During a press conference following the meeting of the North Atlantic Council in Foreign Ministers' session, NATO Secretary-General Jens Stoltenberg said, "Russia knows our position, they know our concern, and in the beginning, they denied the existence of this system. Then actually they were not able to deny the existence of the system, but then suddenly they changed explanation and said, "Yes, the system exists, but it doesn’t violate the INF Treaty". But we are ready of course to talk to Russia; we did that in the NATO-Russia Council, we are ready to do it again. But I think this is actually not so much a question of how many meetings we will have with Russia because they very well know our position; this is about whether Russia wants to preserve the INF Treaty. If they so want, they can comply with the Treaty; if not, then this Treaty will not survive"

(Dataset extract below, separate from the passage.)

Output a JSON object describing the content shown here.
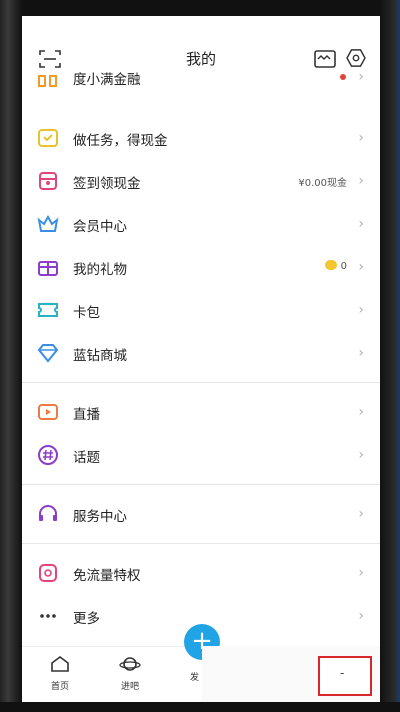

The INF Treaty prohibits the U.S. and Russia from possessing, producing, or deploying nuclear and conventional missiles, as well as their launchers, with ranges of 310–620 mi (500–1,000 kilometers) (short-range) and 620–3,420 mi ( (1,000–5,500 km) (intermediate-range)

The treaty was signed in Washington, D.C. by President Ronald Reagan and General Secretary Mikhail Gorbachev on December 8, 1987, and was ratified by the U.S Senate on May 27, 1988, and came into force on June 1, 1988.

"During this 60 days we will still not test or produce or deploy any systems, and we'll see what happens during this 60-day period," the secretary of state said. "We've talked to the Russians a great deal, and we're hopeful they'll change course, but there's been no indication to date that they have any intention of doing so".

Pompeo said Russia had developed "multiple battalions" of the SSC-8 (also known as Novator 9M729 cruise missile), adding that its range "makes it a direct menace to Europe". It was originally designated in U.S. reports as the SSC-X-8, but officials removed the “X” when it transitioned from an experimental to the operational weapon.

The SSC-8 (9M729) is by some accounts a variant of the SSC-7 (9M728) missiles, and its improved version - an extended-range missile - a new ground-launched missile system "Garnet". The SSC-8 (9M729) is a long-range ground-based cruise missile system. According to experts, it can be launched through Iskander-M TEL (9P78-1) mobile launch platform, which, if true, all such launchers has to be eliminated under the INF Treaty.